PCMLP is currently engaged in research examining and analyzing the fragmentation of the internet, a process that gives greater power to states to regulate and monitor it and develop national internets. Our approach is to focus on Africa as a space where competing tendencies are encouraging this fragmentation, including the securitisation of development proomoted by the US and the rising role of China in the media and telecommunications sector.

The first phase of the project started in January 2010, initially with funding from the ESRC.  It has subsequently been supported by the British Academy, the Internet Policy Observatory at Annenberg’s Centre for Global Communication Studies, and most recently, the Leverhulme Trust. The project will continue until January 2018.

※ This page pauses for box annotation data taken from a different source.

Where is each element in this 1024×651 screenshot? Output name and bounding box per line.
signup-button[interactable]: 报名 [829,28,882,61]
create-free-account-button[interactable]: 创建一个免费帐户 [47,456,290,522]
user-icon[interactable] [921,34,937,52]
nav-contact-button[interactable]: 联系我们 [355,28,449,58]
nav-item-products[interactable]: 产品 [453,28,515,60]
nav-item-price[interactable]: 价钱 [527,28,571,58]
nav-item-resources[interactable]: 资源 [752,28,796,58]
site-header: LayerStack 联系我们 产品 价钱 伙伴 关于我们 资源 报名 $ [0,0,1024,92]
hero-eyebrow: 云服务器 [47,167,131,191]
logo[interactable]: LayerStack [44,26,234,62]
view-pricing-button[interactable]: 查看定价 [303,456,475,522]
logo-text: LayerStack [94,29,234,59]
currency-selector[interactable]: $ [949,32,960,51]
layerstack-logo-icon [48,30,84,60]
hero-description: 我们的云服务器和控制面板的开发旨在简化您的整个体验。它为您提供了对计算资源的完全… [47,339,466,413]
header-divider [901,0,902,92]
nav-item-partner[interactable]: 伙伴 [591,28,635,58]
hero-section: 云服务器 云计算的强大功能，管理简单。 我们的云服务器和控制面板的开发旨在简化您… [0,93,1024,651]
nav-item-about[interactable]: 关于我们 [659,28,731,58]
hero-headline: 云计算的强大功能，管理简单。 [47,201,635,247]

In addition to academic outputs, it also aims to promote public debate on the increasing role China is playing on the media in Africa and globally and to create a terrain where different conceptions of the media can be shared, beyond ideological divides. As part this effort, several international conferences have been organised including on New Trends in African Media: The Growing Role of China which offered an unprecedented opportunity for Chinese, African and Western media actors operating on the continent, such as CCTV, Xinhua, and the BBC, to confront views on the role and functions of the media and of media assistance in Africa.  This followed on the ESRC workshop that brought together academics from China, Africa and Europe to reflect on China’s increasing influence on the media in Africa and on the implications this has for traditional approaches to media assistance and media development on the continent and beyond.  See the Workshop Programme.  The report from the workshop, China in Africa: A New Approach to Media Development, has been published.

This research has received extensive media coverage on popular platforms such as The Huffington Post, CNN, and Al Jazeera English.